The market-consistent embedded value (MCEV) is used in order to value future income streams from life insurance policies and to determine the value of life insurance in force for their shareholders. The valuation of life insurance business is complex because the policies often run for very long terms and contain a wide range of financial options and guarantees. With the MCEV these policies can be valued more accurately than with more traditional methods. It is therefore calculated by almost all large life insurance companies.
Its calculation follows a number of firmly established principles and is based on the latest financial market data and securities prices. The process of determining MCEV involves modelling all cash flows from life insurance in-force business and simulating them for several thousand different future capital market scenarios. Thus, these calculations are fairly complex and time-consuming. MCEV is used to value companies, to manage and coordinate business processes and to form the basis for various regulatory capital requirements.

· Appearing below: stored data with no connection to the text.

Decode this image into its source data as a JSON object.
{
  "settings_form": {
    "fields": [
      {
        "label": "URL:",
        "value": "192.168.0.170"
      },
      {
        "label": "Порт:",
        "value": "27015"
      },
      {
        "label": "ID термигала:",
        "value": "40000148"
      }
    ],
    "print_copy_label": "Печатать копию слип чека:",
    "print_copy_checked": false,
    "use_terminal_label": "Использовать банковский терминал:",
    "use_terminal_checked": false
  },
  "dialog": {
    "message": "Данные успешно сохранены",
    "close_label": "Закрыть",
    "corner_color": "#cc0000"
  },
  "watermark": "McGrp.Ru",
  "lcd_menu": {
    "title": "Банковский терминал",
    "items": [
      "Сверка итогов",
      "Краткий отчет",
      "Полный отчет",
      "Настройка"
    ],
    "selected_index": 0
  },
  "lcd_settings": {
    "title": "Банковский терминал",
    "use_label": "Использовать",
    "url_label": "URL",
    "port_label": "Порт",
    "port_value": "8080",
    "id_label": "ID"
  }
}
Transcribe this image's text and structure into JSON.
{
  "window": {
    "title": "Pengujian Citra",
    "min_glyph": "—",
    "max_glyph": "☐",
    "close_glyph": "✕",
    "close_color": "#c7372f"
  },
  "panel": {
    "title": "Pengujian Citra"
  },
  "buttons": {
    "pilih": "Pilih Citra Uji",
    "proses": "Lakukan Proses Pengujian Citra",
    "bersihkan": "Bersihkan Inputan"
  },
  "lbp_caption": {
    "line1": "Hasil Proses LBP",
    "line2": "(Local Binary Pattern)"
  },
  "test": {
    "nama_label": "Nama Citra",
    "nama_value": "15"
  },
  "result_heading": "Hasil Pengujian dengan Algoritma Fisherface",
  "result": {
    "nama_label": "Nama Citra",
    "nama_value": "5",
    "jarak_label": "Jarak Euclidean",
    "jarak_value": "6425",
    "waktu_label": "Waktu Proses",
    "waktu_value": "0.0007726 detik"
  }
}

MCEV corresponds to the equity available (SNA, B2), plus the current value of future profits from in-force life business (VIF, A2 / A3). The main components of MCEV are:
SNA (B2)
equity available (capital required for solvency reasons plus free capital)
CEVBF (A2/B2)
value of future profits in the case that all investments yield the return of a risk-free investment
TVFOG (A2/A3)
cost of options and guarantees for insurance policies incurred as a result of volatility in capital markets
FCC (A3)
Opportunity costs such as taxes and investment costs, e.g. for capital required for solvency reasons
CNHR (B3)
cost of risk capital for risks not otherwise taken into account, e.g. insurance risks such as death and disability.